The Edible Schoolyard program is a work in progress. No two schools interpret the philosophy in exactly the same way. We are part of a massive and exciting experiment that is being studied and watched across the country.
ESY at Larchmont Charter School
Eco-literacy, stemming from both the physical and social sciences, is a core philosophy of our charter at Larchmont. The Edible Schoolyard program promotes the tenets of eco-literacy by teaching children to garden, and illustrating for them actual biological systems and the inter-connectedness of our natural world. Children help to prepare, serve, and eat local seasonal food. In the process, they awaken their senses, learn about nutrition, help to build a community, and begin to take personal responsibility for the physical earth and the social community.
The lessons of the Edible Schoolyard are woven through every aspect of the curriculum. First, ESY creates a rich environmental and biological science program at the elementary and secondary level. Second, it allows for an integrated curriculum across many academic areas, including social studies and math. Third, ESY supports Larchmont’s constructivist project-based curriculum through integration across the academic curriculum and hands-on activities in the garden and kitchen. Finally, as a component of our ESY program, LCS provides a delicious and nutritious hot lunch program for all of our students at all four campuses.
The School Garden
All students, K-6, have garden or kitchen classes weekly. There, they learn about science and biology, as well as practical skills such as how to compost, collect soil samples, and grow and care for plants. In grades 7 to 12, students have elective class options in the areas of garden and kitchen.
Student Support Services
The vision of Larchmont Charter School’s special education program is to ensure life success and/or college success by providing quality instruction to all students with special needs in the least restrictive environment. Larchmont Charter implements a pull-out/push-in method in providing services for students with special needs. Although Larchmont Charter cannot implement a full co-teaching model, opportunities for co-teaching will be developed during push-in time. SPED and general education teachers are expected to collaborate in differentiation of instruction and modification of curriculum for students with special needs.
Larchmont Charter also provides speech, occupational therapy, counseling, adapted physical education, educational-related mental health services, recreational therapy, vision therapy, deaf/hard of hearing, and behavior intervention supports.

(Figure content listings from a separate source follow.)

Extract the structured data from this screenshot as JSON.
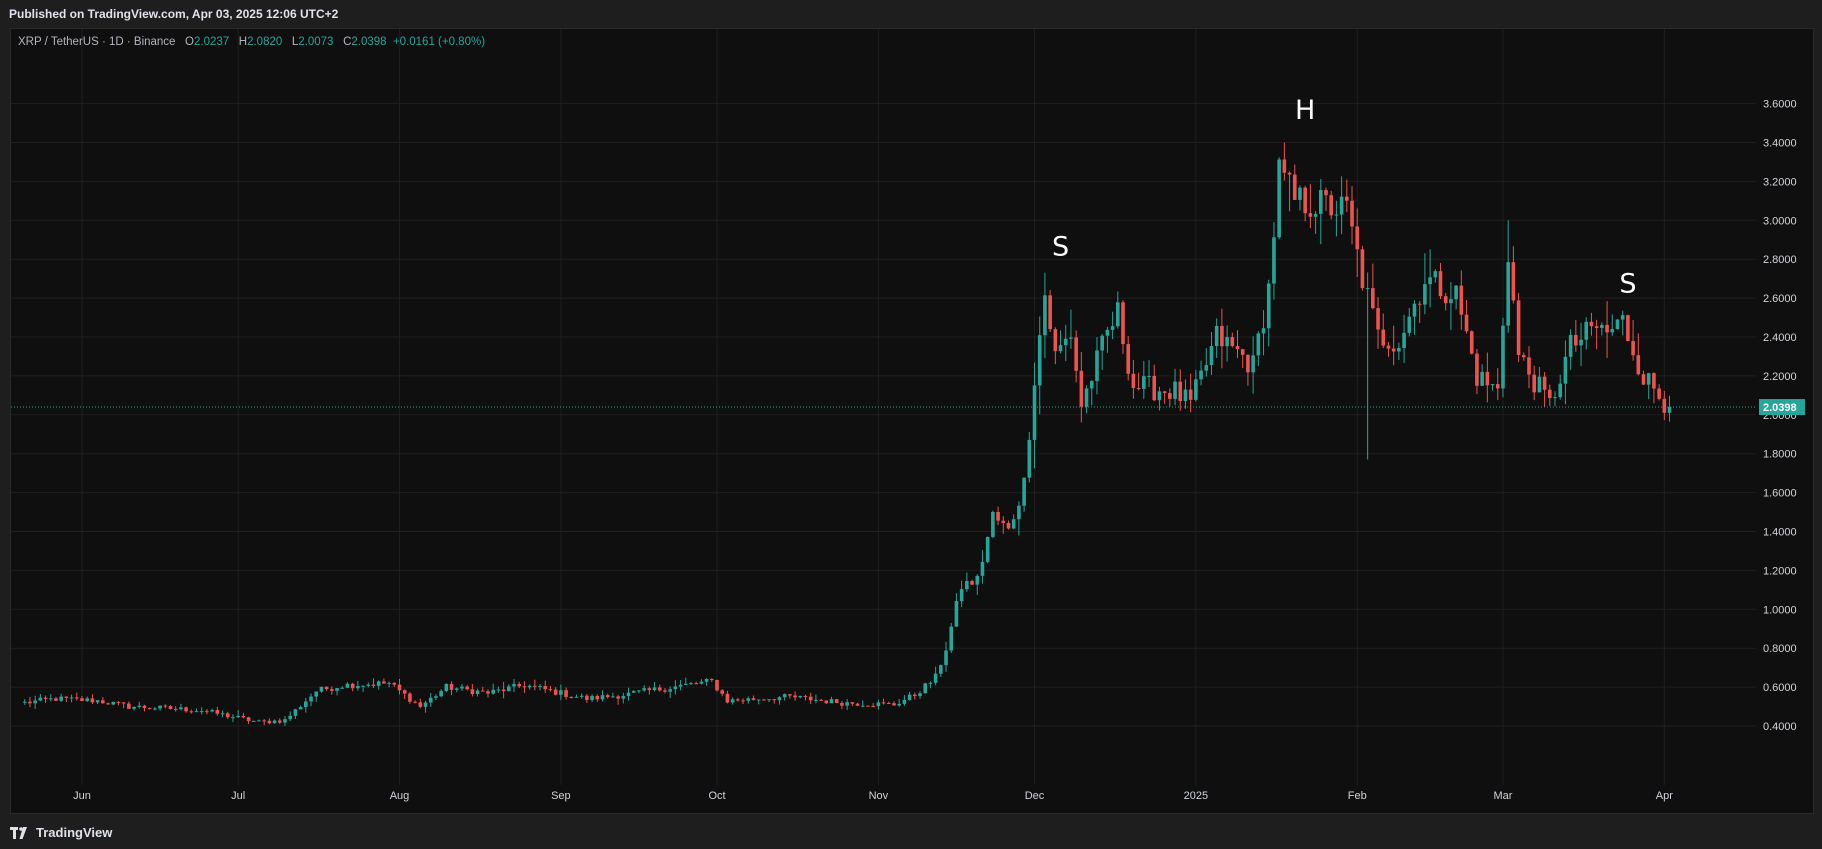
{
  "header": {
    "published": "Published on TradingView.com, Apr 03, 2025 12:06 UTC+2"
  },
  "legend": {
    "symbol": "XRP / TetherUS · 1D · Binance",
    "o_label": "O",
    "o": "2.0237",
    "h_label": "H",
    "h": "2.0820",
    "l_label": "L",
    "l": "2.0073",
    "c_label": "C",
    "c": "2.0398",
    "change": "+0.0161 (+0.80%)"
  },
  "footer": {
    "brand": "TradingView"
  },
  "colors": {
    "up": "#26a69a",
    "down": "#ef5350",
    "last_price": "#26a69a",
    "grid": "#1f1f1f",
    "axis_text": "#d1d4dc"
  },
  "chart_data": {
    "type": "candlestick",
    "ylim": [
      0.35,
      3.65
    ],
    "y_ticks": [
      "0.4000",
      "0.6000",
      "0.8000",
      "1.0000",
      "1.2000",
      "1.4000",
      "1.6000",
      "1.8000",
      "2.0000",
      "2.2000",
      "2.4000",
      "2.6000",
      "2.8000",
      "3.0000",
      "3.2000",
      "3.4000",
      "3.6000"
    ],
    "x_ticks": [
      "Jun",
      "Jul",
      "Aug",
      "Sep",
      "Oct",
      "Nov",
      "Dec",
      "2025",
      "Feb",
      "Mar",
      "Apr"
    ],
    "last_price": "2.0398",
    "grid": true,
    "annotations": [
      {
        "text": "S",
        "x": "2024-12-06",
        "y": 2.82
      },
      {
        "text": "H",
        "x": "2025-01-22",
        "y": 3.52
      },
      {
        "text": "S",
        "x": "2025-03-25",
        "y": 2.63
      }
    ],
    "keypoints": [
      [
        "2024-05-21",
        0.52
      ],
      [
        "2024-05-27",
        0.54
      ],
      [
        "2024-06-04",
        0.53
      ],
      [
        "2024-06-10",
        0.5
      ],
      [
        "2024-06-18",
        0.49
      ],
      [
        "2024-06-24",
        0.48
      ],
      [
        "2024-07-05",
        0.42
      ],
      [
        "2024-07-10",
        0.43
      ],
      [
        "2024-07-16",
        0.58
      ],
      [
        "2024-07-21",
        0.61
      ],
      [
        "2024-07-30",
        0.62
      ],
      [
        "2024-08-05",
        0.5
      ],
      [
        "2024-08-10",
        0.6
      ],
      [
        "2024-08-18",
        0.57
      ],
      [
        "2024-08-25",
        0.61
      ],
      [
        "2024-09-06",
        0.54
      ],
      [
        "2024-09-13",
        0.56
      ],
      [
        "2024-09-20",
        0.59
      ],
      [
        "2024-09-30",
        0.63
      ],
      [
        "2024-10-03",
        0.53
      ],
      [
        "2024-10-15",
        0.55
      ],
      [
        "2024-10-25",
        0.52
      ],
      [
        "2024-11-04",
        0.51
      ],
      [
        "2024-11-08",
        0.56
      ],
      [
        "2024-11-12",
        0.65
      ],
      [
        "2024-11-14",
        0.8
      ],
      [
        "2024-11-17",
        1.12
      ],
      [
        "2024-11-20",
        1.15
      ],
      [
        "2024-11-23",
        1.48
      ],
      [
        "2024-11-26",
        1.4
      ],
      [
        "2024-11-29",
        1.65
      ],
      [
        "2024-12-01",
        2.2
      ],
      [
        "2024-12-03",
        2.62
      ],
      [
        "2024-12-05",
        2.3
      ],
      [
        "2024-12-08",
        2.42
      ],
      [
        "2024-12-10",
        2.05
      ],
      [
        "2024-12-15",
        2.42
      ],
      [
        "2024-12-17",
        2.52
      ],
      [
        "2024-12-20",
        2.15
      ],
      [
        "2024-12-28",
        2.12
      ],
      [
        "2024-12-31",
        2.05
      ],
      [
        "2025-01-05",
        2.4
      ],
      [
        "2025-01-10",
        2.3
      ],
      [
        "2025-01-12",
        2.25
      ],
      [
        "2025-01-15",
        2.65
      ],
      [
        "2025-01-17",
        3.25
      ],
      [
        "2025-01-20",
        3.1
      ],
      [
        "2025-01-25",
        3.08
      ],
      [
        "2025-01-30",
        3.05
      ],
      [
        "2025-02-02",
        2.7
      ],
      [
        "2025-02-05",
        2.4
      ],
      [
        "2025-02-09",
        2.38
      ],
      [
        "2025-02-14",
        2.7
      ],
      [
        "2025-02-20",
        2.62
      ],
      [
        "2025-02-24",
        2.2
      ],
      [
        "2025-02-28",
        2.12
      ],
      [
        "2025-03-02",
        2.85
      ],
      [
        "2025-03-04",
        2.3
      ],
      [
        "2025-03-10",
        2.05
      ],
      [
        "2025-03-14",
        2.35
      ],
      [
        "2025-03-19",
        2.45
      ],
      [
        "2025-03-21",
        2.42
      ],
      [
        "2025-03-24",
        2.48
      ],
      [
        "2025-03-28",
        2.2
      ],
      [
        "2025-04-02",
        2.04
      ]
    ]
  }
}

Larchmont Charter also implements an intensive social skills program called BASES (Behavior Analysis and Social Education Services) for the elementary program and a transition program where we partner with various agencies including the Department of Rehabilitation for the We Can Work program. We also provide an alternative curriculum for our students who are on the Certificate of Completion track.

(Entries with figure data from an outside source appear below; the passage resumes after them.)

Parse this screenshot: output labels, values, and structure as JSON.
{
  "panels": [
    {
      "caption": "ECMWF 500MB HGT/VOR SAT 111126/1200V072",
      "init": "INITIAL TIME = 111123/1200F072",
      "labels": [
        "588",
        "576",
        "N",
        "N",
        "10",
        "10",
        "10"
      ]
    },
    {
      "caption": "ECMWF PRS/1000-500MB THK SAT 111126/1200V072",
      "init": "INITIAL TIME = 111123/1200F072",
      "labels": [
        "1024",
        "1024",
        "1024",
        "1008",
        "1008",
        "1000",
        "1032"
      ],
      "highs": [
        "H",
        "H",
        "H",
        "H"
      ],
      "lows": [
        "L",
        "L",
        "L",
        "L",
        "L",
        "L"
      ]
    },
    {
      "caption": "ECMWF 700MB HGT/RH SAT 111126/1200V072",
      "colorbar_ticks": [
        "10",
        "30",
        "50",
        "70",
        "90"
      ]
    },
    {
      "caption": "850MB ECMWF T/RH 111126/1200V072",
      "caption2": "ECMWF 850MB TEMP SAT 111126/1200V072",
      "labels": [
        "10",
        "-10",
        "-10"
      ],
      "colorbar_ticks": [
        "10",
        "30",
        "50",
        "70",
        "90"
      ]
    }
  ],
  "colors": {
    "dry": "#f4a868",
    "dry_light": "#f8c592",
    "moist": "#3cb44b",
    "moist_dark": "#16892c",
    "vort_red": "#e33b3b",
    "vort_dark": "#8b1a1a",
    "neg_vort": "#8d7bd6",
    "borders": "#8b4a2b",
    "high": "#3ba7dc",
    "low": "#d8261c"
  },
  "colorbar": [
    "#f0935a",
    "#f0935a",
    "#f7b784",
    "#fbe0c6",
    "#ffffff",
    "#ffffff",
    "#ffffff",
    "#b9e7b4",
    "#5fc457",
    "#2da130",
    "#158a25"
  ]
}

Our goal for our students with special needs is to master strategies and skills to compensate for their disability to enable them to demonstrate learning or proficiency/mastery of the common core standards with the end goal of being exited from the special education program prior to high school graduation.
For more information regarding Larchmont Charter's Student Support Services and special education, please contact Myra Salinas at myra.salinas@larchmontcharter.org.
See additional resources below:
-
A Parent's Guide to Special Education Services Including Procedural Rights & Safeguards (English / Spanish)
Library
The Larchmont libraries have a strong, growing collection that supports both developing and proficient readers of all ages, expands their growing imaginations, and helps provide access to school materials. We have more than 9,000 library books across three campuses and 95% of School Library Journal’s Top 100 Children’s Novels of the 21st Century.